An English translation of Pomponius Mela, "De Situ Orbis," made in the 16th century, to which are prefixed eighteen rudely-coloured maps of the world, as known to the ancients f.3
Cartographer: Pomponius Mela
Medium: Ink and tempera on parchment
Dating from the 16th century this is an English translation of, “De Situ Orbis,” the writings of the first century AD Roman geographer Pomponius Mela. The maps that illustrate the work are a fusion of the Portolan chart tradition, and the Ptolemaic world view. In the period 1540 –1550 this sort of atlas would have been commonly used in schools. The British Isles appear on three of the eighteen maps. This prominence combined with the English text suggests that Britain is the country of origin.
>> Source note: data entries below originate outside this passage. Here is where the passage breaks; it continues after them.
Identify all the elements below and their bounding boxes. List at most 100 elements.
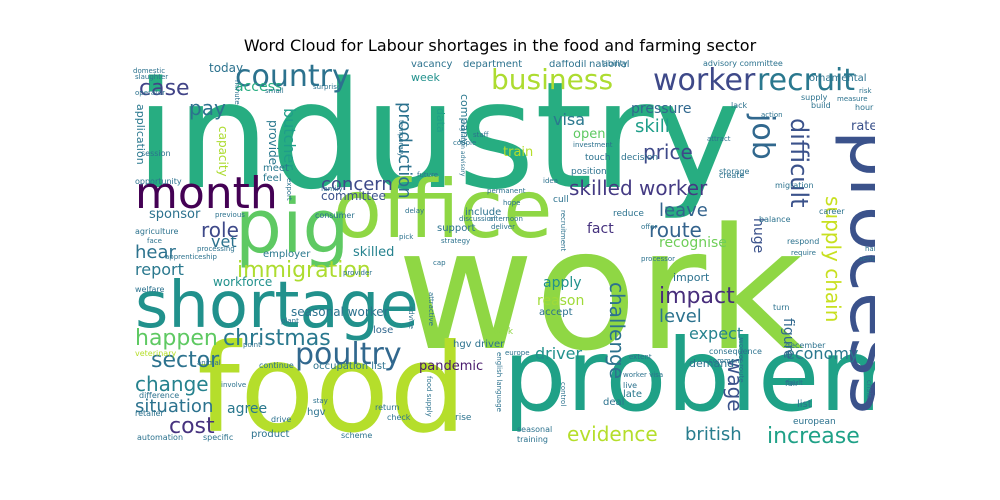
word-shortage: shortage — [135, 269, 419, 343]
word-specific: specific — [203, 433, 234, 442]
word-permanent: permanent — [487, 187, 526, 195]
word-recruit: recruit — [757, 63, 856, 98]
word-product: product — [251, 429, 290, 440]
word-apprenticeship: apprenticeship — [165, 253, 217, 261]
word-lack: lack — [731, 101, 748, 110]
word-vacancy: vacancy — [411, 60, 453, 70]
word-meet: meet — [263, 163, 289, 174]
word-temporary: temporary — [397, 120, 405, 157]
word-export: export — [285, 178, 293, 201]
word-evidence: evidence — [567, 422, 658, 446]
word-small: small — [265, 87, 284, 95]
word-difference: difference — [139, 391, 180, 400]
word-pig: pig — [235, 184, 350, 270]
word-butcher: butcher — [280, 108, 299, 170]
word-hour: hour — [855, 103, 874, 112]
word-require: require — [791, 249, 816, 257]
word-case: case — [139, 76, 190, 101]
word-previous: previous — [215, 211, 245, 219]
word-data: data — [434, 108, 447, 133]
word-access: access — [235, 79, 283, 95]
word-build: build — [811, 101, 831, 110]
word-list: list — [797, 399, 812, 410]
word-situation: situation — [135, 396, 214, 417]
word-operator: operator — [135, 89, 166, 97]
word-skilled: skilled — [353, 245, 395, 260]
word-comment: comment — [709, 357, 743, 365]
word-apply: apply — [543, 275, 582, 291]
word-automation: automation — [137, 433, 184, 442]
word-occupation-list: occupation list — [313, 361, 386, 372]
word-country: country — [235, 60, 350, 94]
word-supply: supply — [801, 93, 828, 102]
word-cull: cull — [553, 195, 569, 205]
word-worker-visa: worker visa — [623, 371, 664, 379]
word-strategy: strategy — [441, 237, 471, 245]
word-food-supply: food supply — [425, 376, 433, 417]
word-deal: deal — [603, 397, 625, 408]
word-hope: hope — [503, 199, 521, 207]
word-retailer: retailer — [135, 409, 164, 418]
word-agree: agree — [227, 401, 268, 417]
word-include: include — [465, 207, 502, 218]
word-measure: measure — [837, 95, 868, 103]
word-change: change — [135, 372, 209, 396]
word-level: level — [659, 306, 702, 327]
word-difficult: difficult — [785, 118, 813, 208]
word-seasonal-worker: seasonal worker — [291, 305, 389, 319]
word-today: today — [209, 61, 244, 75]
word-worker-route: worker route — [737, 338, 745, 383]
word-english-language: english language — [495, 352, 503, 412]
word-increase: increase — [767, 424, 860, 449]
word-pick: pick — [399, 233, 414, 241]
word-plant: plant — [281, 317, 299, 325]
word-rate: rate — [851, 119, 875, 134]
word-business: business — [491, 63, 614, 96]
word-cap: cap — [433, 259, 446, 267]
word-domestic: domestic — [133, 67, 166, 75]
word-price: price — [643, 140, 693, 164]
word-hgv: hgv — [307, 407, 326, 418]
word-surprise: surprise — [313, 83, 342, 91]
word-industry: industry — [135, 60, 742, 222]
word-support: support — [437, 223, 476, 234]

This map shows a Ptolemaic world view, however, the medieval tradition is evident as the draughtsman has included the names of the strange races believed by the ancients to inhabit the margins of the earth: Amazones, Hypborei and Cymerii. Despite the survival of such aspects of the medieval world view, the image of Britain shows some advancement in knowledge, notable in an embryonic outline of the Bay of Cardigan. Such advances in knowledge do not appear on printed maps until 1564. This precocious image of Britain can be dated to the earlier period of 1540-1555.